Currently, tax filers who itemize their deductions — about 30 percent of all taxpayers — can include charitable giving, along with state and local taxes, mortgage expenses and other items.

But under the House and Senate plans the standard deduction of $6,500 would be raised so high that a vast majority of taxpayers would no longer itemize and, therefore, receive no tax benefits for their charitable giving.

Many people support not-for-profits only because they believe in their work or feel it’s the right thing to do rather than the tax benefits of giving.

But not everyone shares their commitment.

Charities are particularly concerned that those who no longer itemize their deductions would include “many larger donors who tend to be mindful of the tax consequences of their gifts,” Ray Madoff, a law professor at Boston College, said in an op-ed in the New York Times.

Madoff said a recent report by Lilly Family School of Philanthropy estimates that charities could lose as much as $13 billion if the standard deduction is increased.
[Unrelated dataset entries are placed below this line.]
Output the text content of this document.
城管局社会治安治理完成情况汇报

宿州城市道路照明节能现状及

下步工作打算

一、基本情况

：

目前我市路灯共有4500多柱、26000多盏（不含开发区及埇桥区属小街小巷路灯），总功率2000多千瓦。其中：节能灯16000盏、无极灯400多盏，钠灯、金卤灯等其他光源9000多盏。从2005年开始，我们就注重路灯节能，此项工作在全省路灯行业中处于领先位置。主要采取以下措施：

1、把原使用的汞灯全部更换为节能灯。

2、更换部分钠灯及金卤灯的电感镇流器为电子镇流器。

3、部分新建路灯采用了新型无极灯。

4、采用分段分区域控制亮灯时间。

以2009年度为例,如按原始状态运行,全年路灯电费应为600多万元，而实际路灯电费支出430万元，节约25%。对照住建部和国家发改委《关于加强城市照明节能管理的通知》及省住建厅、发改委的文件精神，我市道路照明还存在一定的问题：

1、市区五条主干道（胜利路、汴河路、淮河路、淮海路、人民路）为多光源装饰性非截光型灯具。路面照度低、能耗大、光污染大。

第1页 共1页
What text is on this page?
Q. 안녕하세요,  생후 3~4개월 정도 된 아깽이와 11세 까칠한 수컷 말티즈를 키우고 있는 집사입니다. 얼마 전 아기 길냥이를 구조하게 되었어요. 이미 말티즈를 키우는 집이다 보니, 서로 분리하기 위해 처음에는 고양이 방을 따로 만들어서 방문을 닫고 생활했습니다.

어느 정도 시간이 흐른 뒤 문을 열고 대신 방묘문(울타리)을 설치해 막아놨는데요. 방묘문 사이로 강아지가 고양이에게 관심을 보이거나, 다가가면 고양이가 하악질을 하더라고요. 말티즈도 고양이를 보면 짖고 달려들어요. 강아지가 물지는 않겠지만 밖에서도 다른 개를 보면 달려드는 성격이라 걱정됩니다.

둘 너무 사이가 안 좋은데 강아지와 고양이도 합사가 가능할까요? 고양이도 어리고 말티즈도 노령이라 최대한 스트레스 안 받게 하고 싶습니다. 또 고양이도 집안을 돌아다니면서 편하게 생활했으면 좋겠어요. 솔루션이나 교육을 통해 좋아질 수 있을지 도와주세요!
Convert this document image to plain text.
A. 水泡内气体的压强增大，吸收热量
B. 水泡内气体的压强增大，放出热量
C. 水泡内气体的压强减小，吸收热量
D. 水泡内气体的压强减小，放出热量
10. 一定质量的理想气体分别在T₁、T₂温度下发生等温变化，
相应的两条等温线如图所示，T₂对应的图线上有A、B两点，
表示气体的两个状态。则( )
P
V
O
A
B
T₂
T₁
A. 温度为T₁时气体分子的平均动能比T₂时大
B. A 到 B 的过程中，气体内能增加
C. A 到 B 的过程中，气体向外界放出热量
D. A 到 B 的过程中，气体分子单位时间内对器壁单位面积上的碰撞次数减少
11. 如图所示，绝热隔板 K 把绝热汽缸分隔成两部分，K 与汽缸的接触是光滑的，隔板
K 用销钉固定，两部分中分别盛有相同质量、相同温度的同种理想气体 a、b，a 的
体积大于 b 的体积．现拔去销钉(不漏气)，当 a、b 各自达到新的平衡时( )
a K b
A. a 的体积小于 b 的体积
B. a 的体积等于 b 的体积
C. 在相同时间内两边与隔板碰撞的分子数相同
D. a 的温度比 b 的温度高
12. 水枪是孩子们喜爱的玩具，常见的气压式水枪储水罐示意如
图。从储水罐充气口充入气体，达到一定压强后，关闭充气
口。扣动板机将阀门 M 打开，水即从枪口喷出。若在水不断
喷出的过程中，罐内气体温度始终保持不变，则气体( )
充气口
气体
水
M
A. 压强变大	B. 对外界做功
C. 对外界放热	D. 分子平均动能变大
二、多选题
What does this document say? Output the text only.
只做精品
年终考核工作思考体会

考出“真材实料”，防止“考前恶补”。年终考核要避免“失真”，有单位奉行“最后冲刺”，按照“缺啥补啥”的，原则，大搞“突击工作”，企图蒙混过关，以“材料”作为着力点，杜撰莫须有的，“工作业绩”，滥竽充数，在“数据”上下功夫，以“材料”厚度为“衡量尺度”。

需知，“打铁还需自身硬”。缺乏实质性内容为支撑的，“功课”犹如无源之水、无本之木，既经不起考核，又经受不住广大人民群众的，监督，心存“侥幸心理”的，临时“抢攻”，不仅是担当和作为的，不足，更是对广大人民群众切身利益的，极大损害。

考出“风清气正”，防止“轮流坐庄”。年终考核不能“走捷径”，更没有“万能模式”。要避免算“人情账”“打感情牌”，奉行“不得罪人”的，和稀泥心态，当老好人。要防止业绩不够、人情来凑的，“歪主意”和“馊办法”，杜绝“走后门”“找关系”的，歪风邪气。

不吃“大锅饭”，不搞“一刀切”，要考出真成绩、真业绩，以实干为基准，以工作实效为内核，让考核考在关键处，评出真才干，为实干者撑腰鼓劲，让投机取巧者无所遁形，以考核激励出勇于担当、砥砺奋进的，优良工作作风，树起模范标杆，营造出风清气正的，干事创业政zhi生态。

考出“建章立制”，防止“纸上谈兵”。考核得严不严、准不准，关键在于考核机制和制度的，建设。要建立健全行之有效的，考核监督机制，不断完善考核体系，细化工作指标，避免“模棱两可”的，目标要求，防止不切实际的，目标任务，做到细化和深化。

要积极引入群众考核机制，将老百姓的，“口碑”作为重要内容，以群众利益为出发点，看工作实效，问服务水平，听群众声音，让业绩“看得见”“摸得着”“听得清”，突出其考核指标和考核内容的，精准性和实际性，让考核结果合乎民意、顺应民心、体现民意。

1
If the worse case scenarios come to pass, this will cause great pain to many.

There are steps that local charities and not-for-profits can take to offset the lost revenue.

The internet has in many cases been the enemy of local community engagement, but it has also been its friend with crowd-funding campaigns that have helped raised large sums of money for people and good causes.

Perhaps it can also be used to identify those organizations hurt by the loss of taxpayers who no longer benefit from itemizing their deductions.

It would be a sad commentary if not-for-profits had to adopt the techniques most frequently used in response to natural disasters to those created by members of Congress.

But some of organizations may have no other choice if they don’t want to see their mission curtailed.

And then there is just the feeling people receive from helping others.

Perhaps people will respond to the new challenges with the spirit of Thanksgiving and “Giving Tuesday” all year round.

We just hope there are enough members in Congress who share that feeling and will vote against a tax plan that discourages giving to those most in need.